How do humble CEOs exert a positive impact? By creating what the study describes as an “integrative top management team” that collaborates better, shares information openly, makes joint decisions and works towards a shared vision, and with less pay disparity to boot.

‘Sounds great, but how do we define humility as a leadership quality?’ you may well ask. The survey, the findings of which were held up against a range of hypotheses, contained nine questions aimed at identifying traits commonly associated with that of humility – from self-awareness and being able to recognize your own shortcomings to being open to feedback and putting aside personal vanity for the greater good of a company’s aims. One question, for example, asked whether a CEO ‘takes notice of the strengths of others’.
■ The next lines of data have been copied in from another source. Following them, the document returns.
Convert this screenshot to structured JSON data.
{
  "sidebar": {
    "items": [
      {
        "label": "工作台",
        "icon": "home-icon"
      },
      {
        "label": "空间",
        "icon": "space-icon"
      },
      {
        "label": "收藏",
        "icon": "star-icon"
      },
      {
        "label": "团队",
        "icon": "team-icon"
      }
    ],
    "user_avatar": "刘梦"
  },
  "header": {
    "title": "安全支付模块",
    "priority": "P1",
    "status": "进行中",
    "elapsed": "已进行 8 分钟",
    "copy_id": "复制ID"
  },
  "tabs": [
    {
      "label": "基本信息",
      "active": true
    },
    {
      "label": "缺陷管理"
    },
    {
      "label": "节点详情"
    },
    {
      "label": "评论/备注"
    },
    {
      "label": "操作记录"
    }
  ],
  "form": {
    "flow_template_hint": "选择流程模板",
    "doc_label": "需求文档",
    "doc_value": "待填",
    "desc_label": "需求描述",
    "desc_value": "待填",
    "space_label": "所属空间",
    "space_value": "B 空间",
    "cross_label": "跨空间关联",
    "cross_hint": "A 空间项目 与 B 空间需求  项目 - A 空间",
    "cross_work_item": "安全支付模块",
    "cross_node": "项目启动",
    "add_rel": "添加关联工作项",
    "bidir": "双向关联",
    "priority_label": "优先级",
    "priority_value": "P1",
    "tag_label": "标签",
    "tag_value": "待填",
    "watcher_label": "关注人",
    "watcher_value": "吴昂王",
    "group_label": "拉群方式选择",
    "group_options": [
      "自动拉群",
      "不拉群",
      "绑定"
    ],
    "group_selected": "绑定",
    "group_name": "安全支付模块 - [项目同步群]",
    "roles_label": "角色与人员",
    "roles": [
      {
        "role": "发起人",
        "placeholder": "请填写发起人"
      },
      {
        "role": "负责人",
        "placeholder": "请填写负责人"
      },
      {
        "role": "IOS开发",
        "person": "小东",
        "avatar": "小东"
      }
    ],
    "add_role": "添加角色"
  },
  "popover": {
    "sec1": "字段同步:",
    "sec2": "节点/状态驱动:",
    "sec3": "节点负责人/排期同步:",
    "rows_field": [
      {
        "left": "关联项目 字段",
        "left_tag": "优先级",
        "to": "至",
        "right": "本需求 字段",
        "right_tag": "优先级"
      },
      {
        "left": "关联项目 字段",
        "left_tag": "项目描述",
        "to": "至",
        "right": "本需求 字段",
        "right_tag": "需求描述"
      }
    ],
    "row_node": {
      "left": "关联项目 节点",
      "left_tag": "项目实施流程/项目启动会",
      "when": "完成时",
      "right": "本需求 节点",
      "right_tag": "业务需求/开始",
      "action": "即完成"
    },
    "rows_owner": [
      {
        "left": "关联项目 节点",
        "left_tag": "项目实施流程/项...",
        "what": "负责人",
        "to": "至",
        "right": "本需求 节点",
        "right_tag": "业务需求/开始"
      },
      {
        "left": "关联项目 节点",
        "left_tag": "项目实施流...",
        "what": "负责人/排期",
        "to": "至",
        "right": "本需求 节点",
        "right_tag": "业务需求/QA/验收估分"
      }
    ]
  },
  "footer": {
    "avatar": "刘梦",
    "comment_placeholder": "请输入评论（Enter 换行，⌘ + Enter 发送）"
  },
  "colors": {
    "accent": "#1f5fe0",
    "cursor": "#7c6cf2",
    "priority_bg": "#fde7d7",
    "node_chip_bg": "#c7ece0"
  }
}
Certainly, the findings run counter to the traditional ‘kingpin’ CEO who oozes charisma and seems happiest when talking about him/herself. But, is a study like this revisionism for the sake of revisionism? It is a particular topic of interest for NUS Business School’s Ou, who previously found humility to be a leadership quality that can help cultivate an empowering organizational climate in a 2010 study. But Ou is hardly alone in looking to break down conventional thinking – Alex Frino, dean at Macquarie Graduate School of Management, has found that overly-narcissistic business leaders tend to produce lower annualized stock returns.  

NUS Business School professor emphasizes the need for balance

In addition, the present study also argues that humility is not anathematic to the idea of ‘strong’ leadership; indeed, there is an overlap between traits associated with being humble and those of a charismatic leader. In Ou’s opinion, the key is to create a balance between a strong sense of charisma that can win people over to a particular vision and the humility that would allow them to accept and embrace the idea that others could improve that vision.

“We hope that future research can further examine this largely counterintuitive, yet potentially important, characteristic of effective executives,” the study’s authors conclude. One possible point to pick up on in the future is that the CEOs analyzed in the survey, and indeed its CFO respondents, were overwhelmingly male (82% in the case of the CEOs). This is hardly a flaw of the study, as it is broadly representative of the current reality at senior management level in this industry. However, it would certainly be interesting to see if an equal gender split yields similar, or even more significant, results when exploring the relative merits of humility as a leadership quality. The NUS Business School study is published in the Journal of Management.